Despite these reports, in public statements and private meetings, top U.S. officials spent nearly two weeks highlighting intelligence suggesting that the attacks were spontaneous protests against an anti-Muslim film, while playing down the involvement of organized militant groups.
It was not until last Friday that Director of National Intelligence James Clapper's office issued an unusual public statement, which described how the picture that intelligence agencies presented to U.S. policymakers had "evolved" into an acknowledgement that the attacks were "deliberate and organized" and "carried out by extremists."
The existence of the early reports appears to raise fresh questions about the Obama administration's public messaging about the attack as it seeks to fend off Republican charges that the White House failed to prevent a terrorist strike that left a U.S. ambassador and three others dead.
"What we're seeing now is the picture starting to develop that it wasn't a problem with the intelligence that was given, it's what they did with the intelligence that they were given," Representative Mike Rogers, chairman of the House of Representatives Intelligence Committee, said in an interview on Tuesday.
"This picture is still a little fuzzy but it is starting to come into focus and it appears that there were, very early on, some indications that there was jihadist participation in the event," he said.
The stream of intelligence flowing into Washington within hours of the Benghazi attacks contained data from communications intercepts and U.S. informants, which were then fashioned into polished initial assessments for policymakers.
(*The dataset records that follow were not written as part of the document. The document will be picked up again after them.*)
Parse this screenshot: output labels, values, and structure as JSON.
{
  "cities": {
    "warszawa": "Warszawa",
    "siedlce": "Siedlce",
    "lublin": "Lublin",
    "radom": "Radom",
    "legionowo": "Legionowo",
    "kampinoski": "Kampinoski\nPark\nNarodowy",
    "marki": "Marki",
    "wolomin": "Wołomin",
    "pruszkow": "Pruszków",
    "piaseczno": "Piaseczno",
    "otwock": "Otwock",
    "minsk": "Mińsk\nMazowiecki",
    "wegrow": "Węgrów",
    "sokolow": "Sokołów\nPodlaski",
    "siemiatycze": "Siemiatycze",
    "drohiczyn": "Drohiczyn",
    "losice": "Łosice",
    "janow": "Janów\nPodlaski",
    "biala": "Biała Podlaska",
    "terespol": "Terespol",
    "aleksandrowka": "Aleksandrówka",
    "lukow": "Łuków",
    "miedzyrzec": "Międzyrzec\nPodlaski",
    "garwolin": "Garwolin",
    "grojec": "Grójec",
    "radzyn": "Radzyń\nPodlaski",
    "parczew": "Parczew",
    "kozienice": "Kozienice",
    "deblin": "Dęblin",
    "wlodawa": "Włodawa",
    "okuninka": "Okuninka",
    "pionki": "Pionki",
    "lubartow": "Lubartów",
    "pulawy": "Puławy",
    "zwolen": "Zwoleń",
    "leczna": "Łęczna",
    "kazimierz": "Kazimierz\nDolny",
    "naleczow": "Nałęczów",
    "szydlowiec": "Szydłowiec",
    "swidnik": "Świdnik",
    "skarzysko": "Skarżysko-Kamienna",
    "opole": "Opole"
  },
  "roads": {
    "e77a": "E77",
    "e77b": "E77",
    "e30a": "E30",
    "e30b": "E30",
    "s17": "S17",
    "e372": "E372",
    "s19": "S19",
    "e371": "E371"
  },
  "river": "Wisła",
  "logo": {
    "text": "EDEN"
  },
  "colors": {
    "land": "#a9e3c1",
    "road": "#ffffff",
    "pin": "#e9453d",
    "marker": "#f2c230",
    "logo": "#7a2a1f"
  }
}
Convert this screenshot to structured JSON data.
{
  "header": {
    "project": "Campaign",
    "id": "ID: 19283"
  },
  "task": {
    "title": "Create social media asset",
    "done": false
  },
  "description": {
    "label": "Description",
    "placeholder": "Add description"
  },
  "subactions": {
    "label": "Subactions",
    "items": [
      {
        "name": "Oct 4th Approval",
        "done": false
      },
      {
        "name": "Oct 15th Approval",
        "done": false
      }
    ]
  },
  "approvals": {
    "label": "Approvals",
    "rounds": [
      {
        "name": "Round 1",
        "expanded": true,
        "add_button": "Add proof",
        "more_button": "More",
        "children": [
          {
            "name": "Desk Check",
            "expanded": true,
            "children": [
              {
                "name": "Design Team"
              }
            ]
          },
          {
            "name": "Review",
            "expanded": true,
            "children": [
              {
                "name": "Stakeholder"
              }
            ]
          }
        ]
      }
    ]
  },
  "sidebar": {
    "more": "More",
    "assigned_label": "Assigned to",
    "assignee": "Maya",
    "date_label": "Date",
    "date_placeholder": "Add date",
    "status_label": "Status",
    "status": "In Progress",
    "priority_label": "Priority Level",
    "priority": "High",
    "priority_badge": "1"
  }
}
Officials familiar with them said they contained evidence that members of a militant faction, Ansar al-Sharia, as well as al Qaeda in the Islamic Maghreb, or AQIM, were involved in the assaults.
The report did not allege the attacks were a reaction to the anti-Muslim film, but acknowledged it was possible that the attackers sought to use an outbreak of violence in Cairo over the film, which insulted the Prophet Mohammad, as a pretext for attacks.
One official said initial reporting suggested militants had begun planning attacks on U.S. targets in Benghazi before September 11, but may well have decided to use the protests as a pretext for moving forward that day.